Un pick-up rutilant gronde dans la rue. Le conducteur porte une veste d’aviateur kaki. Plus loin, trois GI’s sirotent une bière sous une tonnelle. Des blagues fusent en anglais. À Vilseck, dans le sud-est de l’Allemagne, l’Amérique est là depuis si longtemps qu’elle fait partie du décor.
Une menace existentielle pour Vilseck
Un doute, ces jours-ci, menace l’identité même de ce coin de Bavière. Début mai, Donald Trump a décrété que les États-Unis retireraient 5 000 soldats d’Allemagne dans les « six à douze prochains mois ». Les médias allemands croient savoir que les départs concerneront notamment le deuxième régiment de cavalerie.
Cette unité historique stationne dans l’immense site de Rose Barracks, à la sortie du bourg.
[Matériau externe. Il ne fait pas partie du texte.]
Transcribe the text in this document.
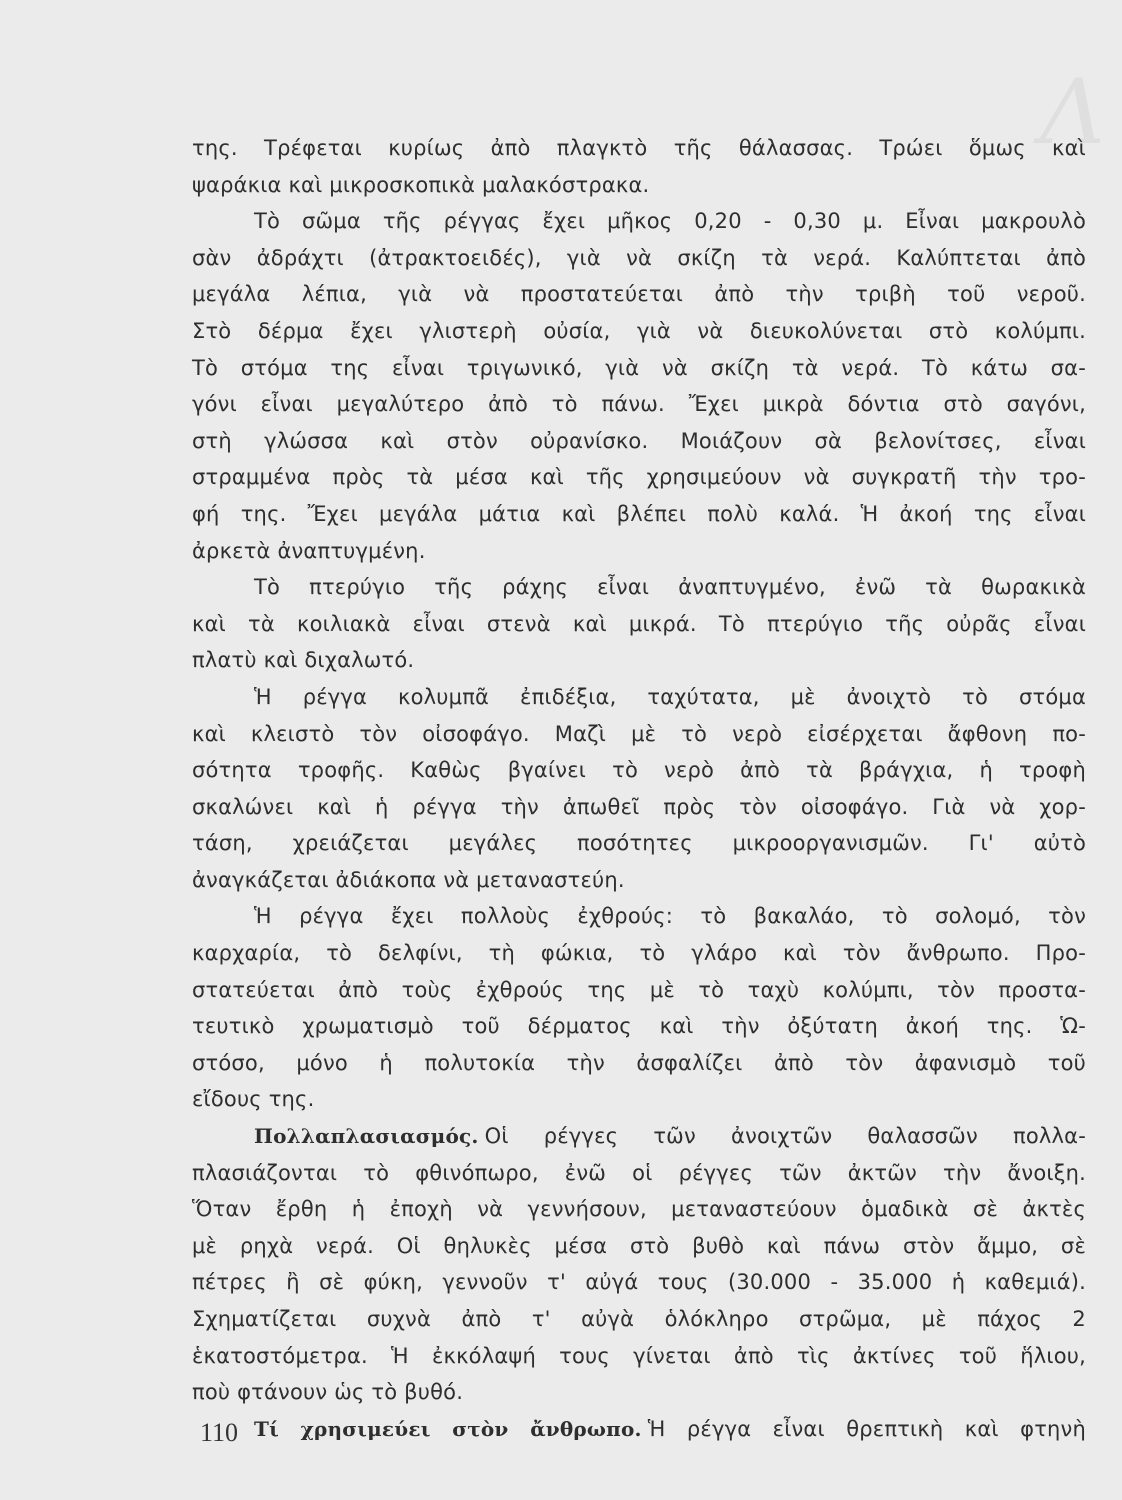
Λ
της. Τρέφεται κυρίως ἀπὸ πλαγκτὸ τῆς θάλασσας. Τρώει ὅμως καὶ
ψαράκια καὶ μικροσκοπικὰ μαλακόστρακα.
Τὸ σῶμα τῆς ρέγγας ἔχει μῆκος 0,20 - 0,30 μ. Εἶναι μακρουλὸ
σὰν ἀδράχτι (ἀτρακτοειδές), γιὰ νὰ σκίζη τὰ νερά. Καλύπτεται ἀπὸ
μεγάλα λέπια, γιὰ νὰ προστατεύεται ἀπὸ τὴν τριβὴ τοῦ νεροῦ.
Στὸ δέρμα ἔχει γλιστερὴ οὐσία, γιὰ νὰ διευκολύνεται στὸ κολύμπι.
Τὸ στόμα της εἶναι τριγωνικό, γιὰ νὰ σκίζη τὰ νερά. Τὸ κάτω σα-
γόνι εἶναι μεγαλύτερο ἀπὸ τὸ πάνω. Ἔχει μικρὰ δόντια στὸ σαγόνι,
στὴ γλώσσα καὶ στὸν οὐρανίσκο. Μοιάζουν σὰ βελονίτσες, εἶναι
στραμμένα πρὸς τὰ μέσα καὶ τῆς χρησιμεύουν νὰ συγκρατῆ τὴν τρο-
φή της. Ἔχει μεγάλα μάτια καὶ βλέπει πολὺ καλά. Ἡ ἀκοή της εἶναι
ἀρκετὰ ἀναπτυγμένη.
Τὸ πτερύγιο τῆς ράχης εἶναι ἀναπτυγμένο, ἐνῶ τὰ θωρακικὰ
καὶ τὰ κοιλιακὰ εἶναι στενὰ καὶ μικρά. Τὸ πτερύγιο τῆς οὐρᾶς εἶναι
πλατὺ καὶ διχαλωτό.
Ἡ ρέγγα κολυμπᾶ ἐπιδέξια, ταχύτατα, μὲ ἀνοιχτὸ τὸ στόμα
καὶ κλειστὸ τὸν οἰσοφάγο. Μαζὶ μὲ τὸ νερὸ εἰσέρχεται ἄφθονη πο-
σότητα τροφῆς. Καθὼς βγαίνει τὸ νερὸ ἀπὸ τὰ βράγχια, ἡ τροφὴ
σκαλώνει καὶ ἡ ρέγγα τὴν ἀπωθεῖ πρὸς τὸν οἰσοφάγο. Γιὰ νὰ χορ-
τάση, χρειάζεται μεγάλες ποσότητες μικροοργανισμῶν. Γι' αὐτὸ
ἀναγκάζεται ἀδιάκοπα νὰ μεταναστεύη.
Ἡ ρέγγα ἔχει πολλοὺς ἐχθρούς: τὸ βακαλάο, τὸ σολομό, τὸν
καρχαρία, τὸ δελφίνι, τὴ φώκια, τὸ γλάρο καὶ τὸν ἄνθρωπο. Προ-
στατεύεται ἀπὸ τοὺς ἐχθρούς της μὲ τὸ ταχὺ κολύμπι, τὸν προστα-
τευτικὸ χρωματισμὸ τοῦ δέρματος καὶ τὴν ὀξύτατη ἀκοή της. Ὡ-
στόσο, μόνο ἡ πολυτοκία τὴν ἀσφαλίζει ἀπὸ τὸν ἀφανισμὸ τοῦ
εἴδους της.
Πολλαπλασιασμός. Οἱ ρέγγες τῶν ἀνοιχτῶν θαλασσῶν πολλα-
πλασιάζονται τὸ φθινόπωρο, ἐνῶ οἱ ρέγγες τῶν ἀκτῶν τὴν ἄνοιξη.
Ὅταν ἔρθη ἡ ἐποχὴ νὰ γεννήσουν, μεταναστεύουν ὁμαδικὰ σὲ ἀκτὲς
μὲ ρηχὰ νερά. Οἱ θηλυκὲς μέσα στὸ βυθὸ καὶ πάνω στὸν ἄμμο, σὲ
πέτρες ἢ σὲ φύκη, γεννοῦν τ' αὐγά τους (30.000 - 35.000 ἡ καθεμιά).
Σχηματίζεται συχνὰ ἀπὸ τ' αὐγὰ ὁλόκληρο στρῶμα, μὲ πάχος 2
ἑκατοστόμετρα. Ἡ ἐκκόλαψή τους γίνεται ἀπὸ τὶς ἀκτίνες τοῦ ἥλιου,
ποὺ φτάνουν ὡς τὸ βυθό.
Τί χρησιμεύει στὸν ἄνθρωπο. Ἡ ρέγγα εἶναι θρεπτικὴ καὶ φτηνὴ
110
Sabine a 50 ans. Sa famille tient le seul hôtel du centre-ville depuis 16 générations. « J’adore vivre dans la pampa mais il faut regarder les choses en face : nous ne pourrions pas résister au départ des Américains. » Dans les étages, près de huit clients sur dix viennent des États-Unis.
13 000 Américains pour 6 000 Allemands
Tout un héritage se fissure. L’Europe, il y a 80 ans, s’est placée sous la protection de ses Libérateurs. Sabine voit depuis toujours des enfants allemands se mêler aux petits Américains dès la crèche, des couples se former, des familles binationales s’installer dans des pavillons colorés.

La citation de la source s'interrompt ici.